Overall Thoughts: Heroes may run straight toward danger, but this book ran straight toward an abrupt ending. Don’t get me wrong. I love Cassandra Clare’s writing and I loved the first two books Holly Black and Cassandra Clare wrote for this series, but this one definitely fell short. In fact, I felt like I read only half a book. This book is a great example on why foreshadowing and pacing is very important!


The Good: The characters developed, I suppose. We got to see more chaos magic. The series overall plot developed. The prophecy was figured out. 

The Bad: Pacing. Pacing is a super important part of every story. When writing a series of books where the first few take place over several months, but have the third book in the series take place over a matter of weeks, you’re going to have to make up for that by adding something in to make it feel like it has the same amount of substance as the first two books. Have more than just romantic subplots. Have more than just the main plot.

Spoilers begin below

The Characters: Okay, so Call doesn’t really like Celia, but he likes Tamara, who kind of likes Aaron, who kind of likes Tamara.
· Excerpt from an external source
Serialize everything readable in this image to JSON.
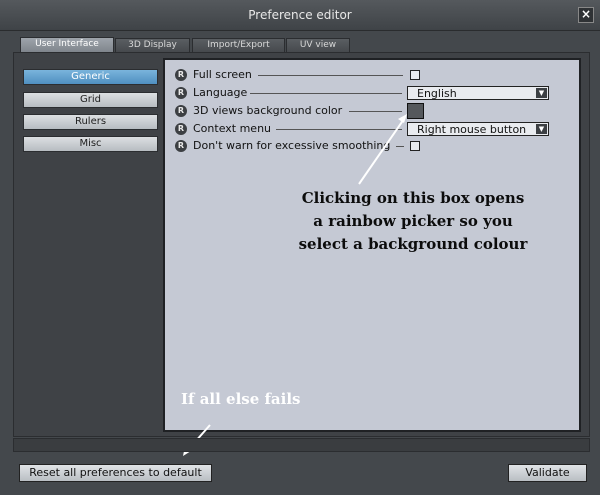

Oh and Celia and Jasper become a thing, because Celia just wants to be in a relationship apparently and Jasper wants to also I guess? Why is it that I remember the romantic parts of the characters more than their actual character?

The Plot: If you’re going to have the older brother like figure be the big bad, foreshadow it. I mean I was able to predict it because it isn’t the first time, the friendly older brother like character is the big bad, but there was no sense to this one. Okay, so Alex is going to murder Call for being a murderer and then become a bigger murderer than Call was. . .no comment.

The Ending: So Aaron is dead. I cried. The wasted opportunities. The abrupt end to a character arc that never got explored. May he rest in peace, safe from a lowkey love triangle that brought nothing to the story and a plot that probably was going to the dogs.

The Stereotypical Tropes: Kill the Best Friend Because it Builds Character, What Do You Mean My Older Brother Like Friend is Evil? Low Key Love Triangle, Pair Off the Spares

The Favorite Character: Aaron

Buy it, Borrow it, Or Bin it: Borrow It.